Song, dance mark close of Summer in the Village camp

The two-week summer program attracted 150 students in first through 12th grades to Elon's campus as part of the It Takes a Village Project. The camp combined academic instruction with areas including music, dance, technology and art. 

Hands shot up Tuesday morning as Elon University Provost Steven House, a professor of biology, rattled off questions for students in this year’s Summer in the Village program. 

Casey Collins '11, a teacher at Eastlawn Elementary School in Burlington, leads participants in the Summer in the Village program in a song as part of the closing ceremony for the summer camp. (Kim Walker)
“How many of you love to read? How many of you love math? How many of you love science?” House asked. “Please know I read, I do math, and I do science every day of my life. If you love those disciplines, when you go back to school this fall, you will be able to ask good questions of your teachers and your parents.”

For the past two weeks, 150 area students have converged on campus for the summer portion of Elon’s It Takes a Village Project, which initially with a focus on childhood literacy and has since expanded to include students from first through 12th grade and a broader range of academic areas. Made possible by funding from Wells Fargo, Summer in the Village just completed its third year with its largest group of students yet. 

“We are very proud of the gift we made that supports this program, a program that helps ensure our youth and others have access to the support they need to enhance their educational experiences,” said Jerry Bailey, market president and business banking manager for Wells Fargo. 

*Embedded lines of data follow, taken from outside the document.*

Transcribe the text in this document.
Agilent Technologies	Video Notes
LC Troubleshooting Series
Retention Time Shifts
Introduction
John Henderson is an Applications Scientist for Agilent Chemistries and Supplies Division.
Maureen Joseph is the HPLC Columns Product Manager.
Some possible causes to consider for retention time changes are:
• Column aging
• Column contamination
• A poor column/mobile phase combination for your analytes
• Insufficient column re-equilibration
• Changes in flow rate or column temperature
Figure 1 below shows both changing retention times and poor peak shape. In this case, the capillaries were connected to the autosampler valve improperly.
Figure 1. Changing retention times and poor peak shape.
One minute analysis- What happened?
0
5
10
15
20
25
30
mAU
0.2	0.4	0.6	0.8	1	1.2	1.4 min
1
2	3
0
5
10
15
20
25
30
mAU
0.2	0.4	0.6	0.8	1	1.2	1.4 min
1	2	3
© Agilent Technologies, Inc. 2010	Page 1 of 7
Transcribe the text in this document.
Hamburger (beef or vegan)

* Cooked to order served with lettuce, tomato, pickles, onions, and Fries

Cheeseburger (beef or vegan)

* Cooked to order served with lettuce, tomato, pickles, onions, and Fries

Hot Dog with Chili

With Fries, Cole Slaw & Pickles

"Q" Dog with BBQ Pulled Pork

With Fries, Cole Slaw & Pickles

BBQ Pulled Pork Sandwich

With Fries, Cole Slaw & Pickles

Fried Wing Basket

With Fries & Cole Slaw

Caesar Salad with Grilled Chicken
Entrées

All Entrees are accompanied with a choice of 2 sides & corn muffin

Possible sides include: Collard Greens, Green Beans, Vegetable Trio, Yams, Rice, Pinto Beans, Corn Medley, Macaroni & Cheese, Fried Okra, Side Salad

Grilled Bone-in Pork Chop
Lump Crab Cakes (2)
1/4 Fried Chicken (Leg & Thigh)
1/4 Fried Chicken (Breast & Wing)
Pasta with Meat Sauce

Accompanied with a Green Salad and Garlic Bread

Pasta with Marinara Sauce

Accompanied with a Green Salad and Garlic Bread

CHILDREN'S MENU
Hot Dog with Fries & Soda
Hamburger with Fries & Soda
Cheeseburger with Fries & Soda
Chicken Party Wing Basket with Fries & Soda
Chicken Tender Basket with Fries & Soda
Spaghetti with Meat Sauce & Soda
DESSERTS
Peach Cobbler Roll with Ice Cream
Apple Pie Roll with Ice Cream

Madelyn Pastrana, project coordinator for the It Takes a Village Project, said the focus for the students in the mornings has been on academic areas, while afternoons were spent exploring “specials” — topics such as technology, art, dance, physical fitness and music. Jean Rattigan-Rohr, director of The Center for Access and Success and Elon’s executive director of community partnerships, said the program helps provide continuity for students, with a large portion of those participating in the summer program also part of It Takes a Village during the school year. 

“Sometimes in the summer, students lose some of the gains they’ve made during the school year,” Rattigan-Rohr said. “Because in the morning we do academics, they’re able to keep a lot of the things they’ve learned in school.”

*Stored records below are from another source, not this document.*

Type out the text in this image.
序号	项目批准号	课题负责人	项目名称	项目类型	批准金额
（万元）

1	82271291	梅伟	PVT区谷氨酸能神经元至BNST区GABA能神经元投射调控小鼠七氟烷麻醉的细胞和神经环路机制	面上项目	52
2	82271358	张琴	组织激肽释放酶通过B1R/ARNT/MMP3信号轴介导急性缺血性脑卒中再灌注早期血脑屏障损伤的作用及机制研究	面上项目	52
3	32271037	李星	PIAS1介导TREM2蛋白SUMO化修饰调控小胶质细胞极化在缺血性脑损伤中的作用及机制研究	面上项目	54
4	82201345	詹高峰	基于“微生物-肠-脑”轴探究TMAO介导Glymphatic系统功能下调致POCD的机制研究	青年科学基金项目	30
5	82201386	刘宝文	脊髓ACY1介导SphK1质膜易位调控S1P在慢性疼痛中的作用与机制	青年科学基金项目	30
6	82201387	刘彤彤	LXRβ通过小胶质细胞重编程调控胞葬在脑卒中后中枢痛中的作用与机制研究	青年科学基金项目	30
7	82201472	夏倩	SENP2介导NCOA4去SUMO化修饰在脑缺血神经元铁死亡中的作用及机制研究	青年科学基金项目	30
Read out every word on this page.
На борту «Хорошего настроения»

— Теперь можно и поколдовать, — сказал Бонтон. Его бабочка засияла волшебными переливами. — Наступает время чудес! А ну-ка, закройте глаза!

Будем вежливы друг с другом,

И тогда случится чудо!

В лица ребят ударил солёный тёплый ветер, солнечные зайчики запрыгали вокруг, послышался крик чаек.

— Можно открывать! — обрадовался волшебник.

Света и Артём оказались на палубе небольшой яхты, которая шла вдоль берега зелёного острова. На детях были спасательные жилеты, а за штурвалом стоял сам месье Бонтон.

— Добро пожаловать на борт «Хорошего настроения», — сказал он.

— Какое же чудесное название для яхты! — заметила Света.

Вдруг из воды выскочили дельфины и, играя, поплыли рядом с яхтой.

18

Parents and friends gathered outside Lindner Hall to view art and science projects their students had been working on, and take in song and dance performances learned during the past two weeks. 

That included the West African welcome song “Fanga Alafia” performed by first- and second-graders with an accomanying dance taught by Winston-Salem dance instructor Desiree Maynard, and “Ujima,” a song about community taught by Casey Collins ’11, a music teacher at Eastlawn Elementary in Burlington. 

​Maynard and Collins were among 13 teachers from outside Elon’s faculty and staff ranks that came to the university from Alamance, Guilford and Forsyth counties this summer to work with students. They joined 10 members of the Elon community. 

Summer in the Village added more than 50 participants this year as it expanded to include first-graders and high school students. Those older students learned about leadership during the past two weeks, an area that Esther Freeman, director of the Odyssey Scholars at Elon who worked with the students, is often absent from a high school education. 

“I firmly believe that many students are not being taught the leadership skills they need to be successful,” Freeman told the crowd gathered for the closing ceremony. 

It’s those skills that ninth-grader Whitney Moore was exposed to during Summer in the Village, which Moore described as “a coming together to form a community and help each other their triumphs and their failures.”

The growth of the summer program this year, as well as the ongoing expansion of the It Take a Village Project, is being driven by the responses from the community at-large, Pastrana said. 

“Everything that happens for us bubbles up because of a want and a need,” she said.